Some studies stress the importance of implementing protocols or guidelines that aim at the enhancement of assistance and optimization of healthcare costs, promoting equity in prioritizing patients that will undergo complementary tests with the objective of improving management of the health system(8, 20). The implementation of a guide to help prescriptions of laboratory tests at a hospital resulted in a meaningful reduction of unnecessary requests, which ranged from 38% to 71.5%, depending on the type of test ordered(21).

Today there is no legislation or official position statement as to the necessity of capillary blood glucose before a glucose load and which level of glucose is acceptable for the conduction of OGTT in a safe form. SBPC/ML criticizes the attitude of some laboratories that just suspend the conduction of OGTT when capillary blood glucose is ≥ 180 mg/dl, foreseeing that the request and the conduction of the OGTT is undue, since in this level of glucose the diagnosis of DM is presumed(5). Our study demonstrated that the tolerated limit of capillary blood glucose (≥ 140 mg/dl) was effective, because all the patients who were detected by that parameter fit into unnecessary requests.

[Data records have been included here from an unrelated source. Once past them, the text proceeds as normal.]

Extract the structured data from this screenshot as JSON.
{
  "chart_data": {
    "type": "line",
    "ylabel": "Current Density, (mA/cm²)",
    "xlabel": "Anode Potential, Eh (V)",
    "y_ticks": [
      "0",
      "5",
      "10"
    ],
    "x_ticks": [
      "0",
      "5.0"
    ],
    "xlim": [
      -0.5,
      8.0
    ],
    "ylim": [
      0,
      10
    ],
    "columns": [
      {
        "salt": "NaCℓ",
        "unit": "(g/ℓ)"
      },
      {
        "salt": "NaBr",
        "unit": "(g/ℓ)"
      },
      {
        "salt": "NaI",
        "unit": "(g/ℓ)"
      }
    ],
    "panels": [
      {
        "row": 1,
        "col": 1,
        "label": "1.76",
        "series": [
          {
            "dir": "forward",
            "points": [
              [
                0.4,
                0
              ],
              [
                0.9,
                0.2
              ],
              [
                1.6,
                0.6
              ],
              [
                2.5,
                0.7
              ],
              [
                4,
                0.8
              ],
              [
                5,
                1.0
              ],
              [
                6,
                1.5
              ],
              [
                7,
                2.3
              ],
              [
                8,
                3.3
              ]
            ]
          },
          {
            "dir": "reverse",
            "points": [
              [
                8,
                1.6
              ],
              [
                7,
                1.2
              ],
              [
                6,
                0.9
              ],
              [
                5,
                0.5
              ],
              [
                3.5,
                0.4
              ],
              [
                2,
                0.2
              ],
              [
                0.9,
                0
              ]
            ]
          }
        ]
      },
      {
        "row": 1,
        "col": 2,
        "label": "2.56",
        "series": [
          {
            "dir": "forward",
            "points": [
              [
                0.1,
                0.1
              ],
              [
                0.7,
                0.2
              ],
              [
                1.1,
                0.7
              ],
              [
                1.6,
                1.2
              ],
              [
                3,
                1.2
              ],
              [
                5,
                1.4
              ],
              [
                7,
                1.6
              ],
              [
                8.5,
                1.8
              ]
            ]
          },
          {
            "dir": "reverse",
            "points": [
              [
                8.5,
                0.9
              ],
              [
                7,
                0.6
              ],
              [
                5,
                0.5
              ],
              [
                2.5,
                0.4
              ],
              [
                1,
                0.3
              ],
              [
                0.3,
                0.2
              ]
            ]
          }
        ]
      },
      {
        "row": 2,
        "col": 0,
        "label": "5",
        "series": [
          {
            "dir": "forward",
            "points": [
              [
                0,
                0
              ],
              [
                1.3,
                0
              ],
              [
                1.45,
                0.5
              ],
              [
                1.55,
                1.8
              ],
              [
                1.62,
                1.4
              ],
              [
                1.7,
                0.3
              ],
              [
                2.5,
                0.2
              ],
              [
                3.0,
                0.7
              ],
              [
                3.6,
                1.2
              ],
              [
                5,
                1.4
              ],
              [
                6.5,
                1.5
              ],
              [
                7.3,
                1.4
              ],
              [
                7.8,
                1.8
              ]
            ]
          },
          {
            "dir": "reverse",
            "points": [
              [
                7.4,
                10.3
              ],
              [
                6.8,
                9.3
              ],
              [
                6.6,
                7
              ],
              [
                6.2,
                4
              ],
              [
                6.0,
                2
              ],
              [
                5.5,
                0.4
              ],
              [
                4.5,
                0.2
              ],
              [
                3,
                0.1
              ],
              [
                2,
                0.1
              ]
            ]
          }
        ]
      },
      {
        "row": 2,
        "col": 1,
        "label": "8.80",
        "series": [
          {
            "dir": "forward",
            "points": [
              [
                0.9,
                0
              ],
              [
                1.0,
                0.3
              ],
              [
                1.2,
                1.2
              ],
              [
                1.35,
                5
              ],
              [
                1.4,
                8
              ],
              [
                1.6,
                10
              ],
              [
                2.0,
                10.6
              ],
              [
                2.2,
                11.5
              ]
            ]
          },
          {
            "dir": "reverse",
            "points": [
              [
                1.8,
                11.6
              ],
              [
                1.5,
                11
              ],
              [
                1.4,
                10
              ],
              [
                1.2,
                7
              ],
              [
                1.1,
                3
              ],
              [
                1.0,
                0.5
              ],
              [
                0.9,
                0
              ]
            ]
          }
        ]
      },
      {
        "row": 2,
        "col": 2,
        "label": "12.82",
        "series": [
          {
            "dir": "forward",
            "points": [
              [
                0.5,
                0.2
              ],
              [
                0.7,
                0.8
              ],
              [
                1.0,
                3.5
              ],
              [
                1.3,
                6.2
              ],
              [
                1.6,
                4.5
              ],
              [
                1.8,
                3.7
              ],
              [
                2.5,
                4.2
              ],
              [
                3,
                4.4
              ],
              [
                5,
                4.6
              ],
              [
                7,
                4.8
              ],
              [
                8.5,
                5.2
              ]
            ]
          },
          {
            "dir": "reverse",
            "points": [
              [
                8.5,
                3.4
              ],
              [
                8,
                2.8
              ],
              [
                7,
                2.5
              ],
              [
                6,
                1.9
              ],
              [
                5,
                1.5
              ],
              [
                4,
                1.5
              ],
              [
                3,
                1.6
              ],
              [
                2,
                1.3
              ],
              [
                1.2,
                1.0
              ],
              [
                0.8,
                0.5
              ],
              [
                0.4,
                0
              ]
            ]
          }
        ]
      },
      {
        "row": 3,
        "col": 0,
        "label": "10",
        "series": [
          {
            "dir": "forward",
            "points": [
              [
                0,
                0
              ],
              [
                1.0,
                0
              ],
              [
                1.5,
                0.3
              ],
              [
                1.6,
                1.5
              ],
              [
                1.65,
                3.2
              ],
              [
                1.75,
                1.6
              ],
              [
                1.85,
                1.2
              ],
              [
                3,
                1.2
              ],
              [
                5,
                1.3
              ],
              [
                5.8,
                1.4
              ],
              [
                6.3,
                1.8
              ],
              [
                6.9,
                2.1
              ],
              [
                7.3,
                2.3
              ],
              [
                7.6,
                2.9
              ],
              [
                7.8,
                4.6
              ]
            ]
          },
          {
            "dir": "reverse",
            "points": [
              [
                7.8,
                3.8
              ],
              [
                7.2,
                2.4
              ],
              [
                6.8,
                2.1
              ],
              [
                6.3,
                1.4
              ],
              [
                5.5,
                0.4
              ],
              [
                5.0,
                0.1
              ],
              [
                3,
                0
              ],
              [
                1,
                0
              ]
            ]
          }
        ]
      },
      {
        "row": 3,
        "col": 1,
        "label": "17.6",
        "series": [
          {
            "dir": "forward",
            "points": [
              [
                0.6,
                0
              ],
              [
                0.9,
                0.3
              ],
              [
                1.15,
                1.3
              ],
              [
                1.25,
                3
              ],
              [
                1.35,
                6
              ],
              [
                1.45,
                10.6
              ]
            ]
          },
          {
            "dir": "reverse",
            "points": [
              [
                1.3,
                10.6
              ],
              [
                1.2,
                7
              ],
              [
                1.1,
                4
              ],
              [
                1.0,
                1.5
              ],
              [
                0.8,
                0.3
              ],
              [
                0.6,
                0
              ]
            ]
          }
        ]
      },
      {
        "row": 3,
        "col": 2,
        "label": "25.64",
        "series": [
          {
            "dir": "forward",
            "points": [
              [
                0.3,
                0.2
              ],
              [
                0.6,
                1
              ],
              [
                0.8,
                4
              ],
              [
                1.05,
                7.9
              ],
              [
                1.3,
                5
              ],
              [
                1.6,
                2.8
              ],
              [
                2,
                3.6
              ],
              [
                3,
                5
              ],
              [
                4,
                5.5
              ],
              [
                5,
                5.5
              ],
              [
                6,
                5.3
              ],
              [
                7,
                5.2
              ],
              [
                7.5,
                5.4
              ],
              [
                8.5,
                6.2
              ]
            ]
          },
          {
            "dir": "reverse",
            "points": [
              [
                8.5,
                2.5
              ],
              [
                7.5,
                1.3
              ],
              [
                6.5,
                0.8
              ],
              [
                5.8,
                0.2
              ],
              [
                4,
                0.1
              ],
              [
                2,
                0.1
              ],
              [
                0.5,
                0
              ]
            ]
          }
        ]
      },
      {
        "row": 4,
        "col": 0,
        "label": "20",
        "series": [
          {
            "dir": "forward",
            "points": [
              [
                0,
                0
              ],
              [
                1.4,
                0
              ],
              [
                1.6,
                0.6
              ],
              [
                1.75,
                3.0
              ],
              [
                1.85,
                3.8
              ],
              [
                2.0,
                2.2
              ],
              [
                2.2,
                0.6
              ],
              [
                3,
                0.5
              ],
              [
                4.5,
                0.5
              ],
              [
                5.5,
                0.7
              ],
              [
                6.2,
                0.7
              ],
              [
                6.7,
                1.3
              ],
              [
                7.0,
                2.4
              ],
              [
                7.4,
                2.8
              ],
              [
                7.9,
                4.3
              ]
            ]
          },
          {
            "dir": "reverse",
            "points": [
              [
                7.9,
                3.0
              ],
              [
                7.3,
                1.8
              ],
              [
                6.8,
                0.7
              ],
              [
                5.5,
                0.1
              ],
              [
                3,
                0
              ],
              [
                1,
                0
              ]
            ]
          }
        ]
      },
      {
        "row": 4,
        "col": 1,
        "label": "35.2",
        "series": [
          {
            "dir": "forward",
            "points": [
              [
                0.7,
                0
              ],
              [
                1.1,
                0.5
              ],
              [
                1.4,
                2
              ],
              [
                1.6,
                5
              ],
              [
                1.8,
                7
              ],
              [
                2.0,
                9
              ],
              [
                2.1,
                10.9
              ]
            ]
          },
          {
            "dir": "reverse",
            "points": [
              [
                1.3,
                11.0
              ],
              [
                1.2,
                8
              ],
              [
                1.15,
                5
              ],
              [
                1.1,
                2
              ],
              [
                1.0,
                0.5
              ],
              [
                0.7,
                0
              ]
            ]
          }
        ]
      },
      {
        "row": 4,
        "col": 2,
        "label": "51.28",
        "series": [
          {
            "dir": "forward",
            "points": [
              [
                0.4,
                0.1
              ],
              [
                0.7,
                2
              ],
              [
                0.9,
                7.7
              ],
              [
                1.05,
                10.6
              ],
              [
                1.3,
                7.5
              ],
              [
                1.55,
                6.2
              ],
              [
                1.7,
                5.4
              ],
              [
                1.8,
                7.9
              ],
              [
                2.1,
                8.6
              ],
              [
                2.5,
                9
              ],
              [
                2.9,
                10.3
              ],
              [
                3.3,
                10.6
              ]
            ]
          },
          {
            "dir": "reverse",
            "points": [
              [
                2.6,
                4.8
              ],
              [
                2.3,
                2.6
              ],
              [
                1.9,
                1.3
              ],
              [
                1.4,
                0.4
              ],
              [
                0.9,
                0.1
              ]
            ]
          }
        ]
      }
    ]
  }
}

The approaches with interviews during screening along with the capillary glucose result before the glucose load were useful for decision taking regarding patients’ suitability to proceed with the test. We must emphasize the necessity to verify the glucometer accuracy. The detection capacity of the monitor used in the study was compatible with the FDA recommendations and showed variation of 2.7% in comparison with the enzymatic method for glucose measurement. Observing blood glucose levels higher than 100 mg/dl (the interest of our study), the variation did not exceed 12 mg/dl, being in accordance with the tolerated by FDA(11). An analogous study with the glucose meter Accu-Chek Compact (Roche) also did not find a statistically significant difference between capillary and venous glucose blood levels, neither high correlation between results(22), what confirms the data from our study. Thus, the use of the glucometer in the screening of OGTT proved adequate for its aim. It is important to highlight that the use of this instrument in the laboratory must go through previous validation according to current rules(23, 24).

Evidence points that patients’ clinical characteristics, type and form of handling the instrument used to measure glucose can interfere in the accuracy and reliability of results(25). Therefore, it is recommended that the professional is qualified for correctly handling the glucose meter.

CONCLUSION

This study demonstrated that there is a significant prevalence of unnecessary OGTT requests, including for groups with well-established request criteria, what is the case of pregnant women. The undervaluing of the previous clinical history and the non-observance of criteria for follow-up and diagnosis of DM seem to have contributed to the great prevalence of those requests.

Laboratory tests are the most frequently used diagnostic interventions to support clinical decisions. However, it is necessary that prescribers and laboratory professionals promote their rational use. Professional updating by a guide of criteria for OGTT requests is a viable strategy to be adopted for prescribers’ instruction.

The glucometer used in this study presented analytical sensitivity, linearity, and high correlation with the reference method, being compatible with the standards established by the FDA. Moreover, it proved adequate to foresee unnecessary OGTTs, since it is validated and monitored. The cut-off limit of capillary blood glucose ≥ 140 mg/dl established to assess patients’ suitability before glucose load proved efficient, as all the patients detected by this parameter fit in unnecessary requests. The avoidable costs generated by the unnecessary requests can be directed to other tests to the follow-up of patients with DM, aimed at detecting chronic complications that significantly increase the healthcare costs of patients with diabetes.

Furthermore, it is worth noting that entities ruling laboratories need to recommend the adoption of pre-OGTT screening practices, to avoid glucose loads to patients known to be diabetic and prevent the conduction of unnecessary tests.